Danny, looking alarmed, translated this to Nonna. Nonna received the news like someone has just told her she has three weeks to live. I felt like the only kid in the lunchroom whose mom didn’t pack them a Snackable. Danny tried to console me by saying, “Nonna thinks maybe you can make it work…” but I could tell they had already muted my screen and written me off like a lost tourist from Texas.

Nonna was not playing around. The class was fast and furious. I thought I had done all of the necessary prep, but Nonna already had her pumpkin pureed and began rapidly crushing her soft potato with a blunt fork.
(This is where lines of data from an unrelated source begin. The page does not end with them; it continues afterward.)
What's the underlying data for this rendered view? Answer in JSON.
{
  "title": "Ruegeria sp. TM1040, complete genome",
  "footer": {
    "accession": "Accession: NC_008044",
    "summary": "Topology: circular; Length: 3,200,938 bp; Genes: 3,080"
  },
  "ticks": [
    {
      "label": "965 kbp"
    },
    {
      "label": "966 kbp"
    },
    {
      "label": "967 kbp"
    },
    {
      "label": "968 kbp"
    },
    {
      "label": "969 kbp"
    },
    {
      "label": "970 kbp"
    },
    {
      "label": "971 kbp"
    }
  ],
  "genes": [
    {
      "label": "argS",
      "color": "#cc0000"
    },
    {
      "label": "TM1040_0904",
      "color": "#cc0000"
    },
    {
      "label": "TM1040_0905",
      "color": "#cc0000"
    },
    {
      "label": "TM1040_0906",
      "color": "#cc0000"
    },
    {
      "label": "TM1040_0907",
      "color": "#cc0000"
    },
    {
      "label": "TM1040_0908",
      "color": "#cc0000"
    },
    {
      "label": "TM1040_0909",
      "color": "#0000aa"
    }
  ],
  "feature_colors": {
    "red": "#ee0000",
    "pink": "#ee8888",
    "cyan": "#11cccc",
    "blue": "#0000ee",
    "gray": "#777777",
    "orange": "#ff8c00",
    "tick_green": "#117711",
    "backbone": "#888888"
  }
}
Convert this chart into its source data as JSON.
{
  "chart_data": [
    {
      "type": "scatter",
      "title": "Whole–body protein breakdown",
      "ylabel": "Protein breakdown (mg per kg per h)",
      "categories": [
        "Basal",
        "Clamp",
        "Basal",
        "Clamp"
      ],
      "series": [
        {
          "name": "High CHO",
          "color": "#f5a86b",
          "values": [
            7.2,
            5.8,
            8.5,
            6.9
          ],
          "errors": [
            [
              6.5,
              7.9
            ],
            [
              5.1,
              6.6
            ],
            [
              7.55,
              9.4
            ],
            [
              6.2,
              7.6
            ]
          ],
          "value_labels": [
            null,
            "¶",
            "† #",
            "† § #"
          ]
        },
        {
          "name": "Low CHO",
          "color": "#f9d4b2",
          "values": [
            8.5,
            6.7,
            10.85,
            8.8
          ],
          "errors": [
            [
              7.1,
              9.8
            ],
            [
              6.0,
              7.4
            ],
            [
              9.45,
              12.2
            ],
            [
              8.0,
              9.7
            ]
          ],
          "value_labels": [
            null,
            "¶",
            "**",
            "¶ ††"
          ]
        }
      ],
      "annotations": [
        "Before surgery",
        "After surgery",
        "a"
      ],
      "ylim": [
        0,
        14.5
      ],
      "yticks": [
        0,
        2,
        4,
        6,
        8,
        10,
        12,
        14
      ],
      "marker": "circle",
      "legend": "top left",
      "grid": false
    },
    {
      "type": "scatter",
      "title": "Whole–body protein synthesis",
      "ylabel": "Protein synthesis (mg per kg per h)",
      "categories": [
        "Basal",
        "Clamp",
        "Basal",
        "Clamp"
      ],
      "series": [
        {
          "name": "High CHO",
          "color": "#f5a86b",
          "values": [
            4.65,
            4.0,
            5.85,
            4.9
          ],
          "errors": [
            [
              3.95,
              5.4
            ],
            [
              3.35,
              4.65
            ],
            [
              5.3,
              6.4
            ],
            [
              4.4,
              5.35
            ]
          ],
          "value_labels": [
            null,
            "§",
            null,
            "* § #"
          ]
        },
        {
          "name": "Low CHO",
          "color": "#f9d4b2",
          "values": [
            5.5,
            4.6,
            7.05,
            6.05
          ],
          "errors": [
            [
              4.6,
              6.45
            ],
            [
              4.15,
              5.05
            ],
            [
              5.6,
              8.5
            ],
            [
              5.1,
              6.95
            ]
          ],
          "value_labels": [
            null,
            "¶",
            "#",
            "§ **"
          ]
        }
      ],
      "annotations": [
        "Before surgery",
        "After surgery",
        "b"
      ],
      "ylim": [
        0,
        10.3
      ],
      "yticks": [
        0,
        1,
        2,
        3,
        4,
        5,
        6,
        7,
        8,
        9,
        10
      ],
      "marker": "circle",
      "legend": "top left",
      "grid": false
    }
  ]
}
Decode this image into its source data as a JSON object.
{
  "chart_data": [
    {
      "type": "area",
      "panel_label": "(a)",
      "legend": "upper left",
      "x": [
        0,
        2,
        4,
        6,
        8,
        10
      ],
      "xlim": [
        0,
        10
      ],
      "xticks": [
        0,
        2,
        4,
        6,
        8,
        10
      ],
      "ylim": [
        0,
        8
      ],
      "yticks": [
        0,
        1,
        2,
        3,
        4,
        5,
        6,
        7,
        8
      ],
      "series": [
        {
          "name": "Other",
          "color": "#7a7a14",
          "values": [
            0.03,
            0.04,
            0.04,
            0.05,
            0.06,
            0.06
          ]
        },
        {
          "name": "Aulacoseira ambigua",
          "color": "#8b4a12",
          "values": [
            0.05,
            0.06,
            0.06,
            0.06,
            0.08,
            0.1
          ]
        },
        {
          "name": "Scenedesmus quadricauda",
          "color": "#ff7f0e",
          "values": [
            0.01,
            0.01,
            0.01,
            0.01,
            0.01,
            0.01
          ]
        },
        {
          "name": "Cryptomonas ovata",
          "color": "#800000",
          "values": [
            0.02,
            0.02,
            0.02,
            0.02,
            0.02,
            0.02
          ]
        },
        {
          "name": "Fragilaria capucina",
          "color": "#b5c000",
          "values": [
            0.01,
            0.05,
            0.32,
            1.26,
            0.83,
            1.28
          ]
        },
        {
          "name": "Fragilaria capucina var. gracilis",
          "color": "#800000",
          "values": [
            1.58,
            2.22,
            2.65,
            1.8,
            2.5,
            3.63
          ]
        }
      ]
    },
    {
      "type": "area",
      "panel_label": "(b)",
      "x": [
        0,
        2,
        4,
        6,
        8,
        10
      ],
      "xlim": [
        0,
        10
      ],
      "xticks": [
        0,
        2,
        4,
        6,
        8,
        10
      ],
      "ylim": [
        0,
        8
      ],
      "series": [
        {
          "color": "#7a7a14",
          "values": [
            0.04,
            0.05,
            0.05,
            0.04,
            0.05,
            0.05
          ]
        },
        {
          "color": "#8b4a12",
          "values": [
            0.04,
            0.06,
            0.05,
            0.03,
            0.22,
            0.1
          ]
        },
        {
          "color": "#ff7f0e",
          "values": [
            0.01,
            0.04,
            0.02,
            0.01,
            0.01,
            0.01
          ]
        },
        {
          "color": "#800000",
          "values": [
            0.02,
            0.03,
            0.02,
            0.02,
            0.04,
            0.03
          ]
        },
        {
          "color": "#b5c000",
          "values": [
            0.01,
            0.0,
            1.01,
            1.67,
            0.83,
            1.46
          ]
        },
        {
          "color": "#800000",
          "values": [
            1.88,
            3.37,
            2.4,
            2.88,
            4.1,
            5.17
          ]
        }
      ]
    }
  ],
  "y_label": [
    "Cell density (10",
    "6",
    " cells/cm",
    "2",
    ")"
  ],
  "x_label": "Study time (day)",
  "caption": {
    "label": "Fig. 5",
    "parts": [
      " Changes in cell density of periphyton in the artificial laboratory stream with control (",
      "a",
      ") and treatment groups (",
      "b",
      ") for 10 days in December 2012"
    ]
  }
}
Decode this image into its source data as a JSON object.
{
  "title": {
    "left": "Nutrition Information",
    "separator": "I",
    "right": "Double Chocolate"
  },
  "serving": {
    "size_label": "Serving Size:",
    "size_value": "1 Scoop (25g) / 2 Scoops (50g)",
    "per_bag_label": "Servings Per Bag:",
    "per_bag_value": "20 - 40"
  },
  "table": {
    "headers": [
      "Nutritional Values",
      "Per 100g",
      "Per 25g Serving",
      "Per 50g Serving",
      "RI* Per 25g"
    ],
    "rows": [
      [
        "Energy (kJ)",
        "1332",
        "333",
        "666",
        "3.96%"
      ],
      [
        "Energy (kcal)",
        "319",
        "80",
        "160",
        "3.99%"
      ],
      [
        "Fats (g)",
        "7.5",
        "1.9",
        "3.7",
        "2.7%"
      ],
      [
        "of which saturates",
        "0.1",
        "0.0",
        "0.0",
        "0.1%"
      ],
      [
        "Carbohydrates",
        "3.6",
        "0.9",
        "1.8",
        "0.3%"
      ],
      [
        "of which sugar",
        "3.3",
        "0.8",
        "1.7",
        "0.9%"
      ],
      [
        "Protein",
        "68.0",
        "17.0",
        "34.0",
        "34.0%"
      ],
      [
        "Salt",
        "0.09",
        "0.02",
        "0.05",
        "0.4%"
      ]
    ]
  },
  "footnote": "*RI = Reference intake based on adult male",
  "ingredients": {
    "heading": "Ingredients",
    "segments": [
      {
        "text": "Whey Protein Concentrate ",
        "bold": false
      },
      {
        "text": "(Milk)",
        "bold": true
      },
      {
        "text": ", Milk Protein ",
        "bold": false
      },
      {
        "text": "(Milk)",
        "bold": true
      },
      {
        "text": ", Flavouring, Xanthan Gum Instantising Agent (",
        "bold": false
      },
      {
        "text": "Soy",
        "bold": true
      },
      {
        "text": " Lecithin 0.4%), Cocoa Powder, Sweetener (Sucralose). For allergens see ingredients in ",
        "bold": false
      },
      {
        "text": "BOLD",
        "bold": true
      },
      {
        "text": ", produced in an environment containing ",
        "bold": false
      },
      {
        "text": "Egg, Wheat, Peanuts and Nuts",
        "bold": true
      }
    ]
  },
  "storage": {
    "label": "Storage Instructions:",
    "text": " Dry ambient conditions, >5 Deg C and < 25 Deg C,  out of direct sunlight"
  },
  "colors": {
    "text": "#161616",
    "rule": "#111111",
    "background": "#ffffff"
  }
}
My potato was still rather hard despite boiling in my Polly Pocket pot for an hour and my squash was still sitting there naked and uncut, like the pumpkin imposter it was. It was at this point I realized I was falling disastrously behind and would need to improvise. By improvise, I mean cheat. I titled my camera towards the ceiling and muted my mic so I could microwave the potato off screen and use a blender to turn the squash into puree. 

Every few minutes they ask you to show everyone your progress, like third grade art class. Every time I showed Nonna what I was making she gave me a disappointed, yet empathetic look; the way a guidance counsellor looks at a kid who is never getting into Harvard. They encouraged me to “keep going” because, well, I had already paid. I sensed they were already considering creating a subset class for idiots and my face would be on the digital marketing material.

Now we were moving onto the flour portion of the evening in which we rolled our dough using carefully measured increments of flour. This is when I realized I didn’t have any measuring cups. I started using my second wooden spoon to eyeball “one cup” and “two teaspoons.” I felt like a streaker who accidentally stumbled onto Wrigley Field during training day. 

“Make it sticky but not lumpy” Danny unhelpfully offered. Linda, already having rolled her dough perfectly, asked, “Is it time for nutmeg?” Nutmeg was an extra ingredient mentioned in passing by Nonna. Linda was dead to me. Meanwhile, Cynthia was busy rapidly recording notes and muttering something about “room temperature,” while Chuck and Jackie looked stressed and were engaging in a quiet but tense domestic dispute in their kitchen. 

Chuck and I remained the official delinquents throughout the dough process, hands battered and bruised, delaying the progress of the class. By the time the dough was ready to be sliced into gnocchi, there was dough everywhere. Danny told us to picture someone we hate while slicing, as Italian encouragement, I guess. Chuck picked up the pace, no doubt thinking of Jackie who was telling him to “go faster” in the background. 

I wouldn’t recommend this experience for couples. Try Pilates in the park or pottery instead.

Meanwhile, Nonna had decided, after slicing her gnocchi at the pace of an Olympic sprinter, to start dancing. As we watched Nonna work a rolling pin like I’ve only seen true professionals work the pole, the class collectively had a breakthrough moment. You know a breakthrough moment when it hits you. It’s the moment when you’ve been afraid to do something, and start doing that something, and are certain you are failing at it, but suddenly realize you’re doing it anyways. The doubt - and the dough - says, “You can’t do this,” and the breakthrough moment says, “Watch me.” 

I could feel the mood of the group lift. We were having fun. We were bonding. Linda took off her hat. Jackie gave Chuck a reassuring squeeze on the shoulder. Suddenly, we were cooking. Suddenly, we were making god damn pasta from scratch. 

When asked to present our little raw dough bows, I proudly tipped my one remaining plate towards the camera. “Samantha I was worried when I first heard about the pumpkin… and saw your dough… and heard you speak…and watched you use a knife…but my God! It’s not bad,” Danny said. Nonna nodded proudly, my Italian fairy godmother after all. 

We seasoned the gnocchi with a simple sauce made from shaved parmesan, cracked black pepper, and pasta water. I can say “simple sauce” now because I earned it. And though my gnocchi dish was undercooked, I’ll never tell Nonna. I love an underdog story too much.

To try or not to try?  Try. Not for the faint of heart or wrist, but if you bring your A-game and blender, it’s worth the virtual trip to Italy.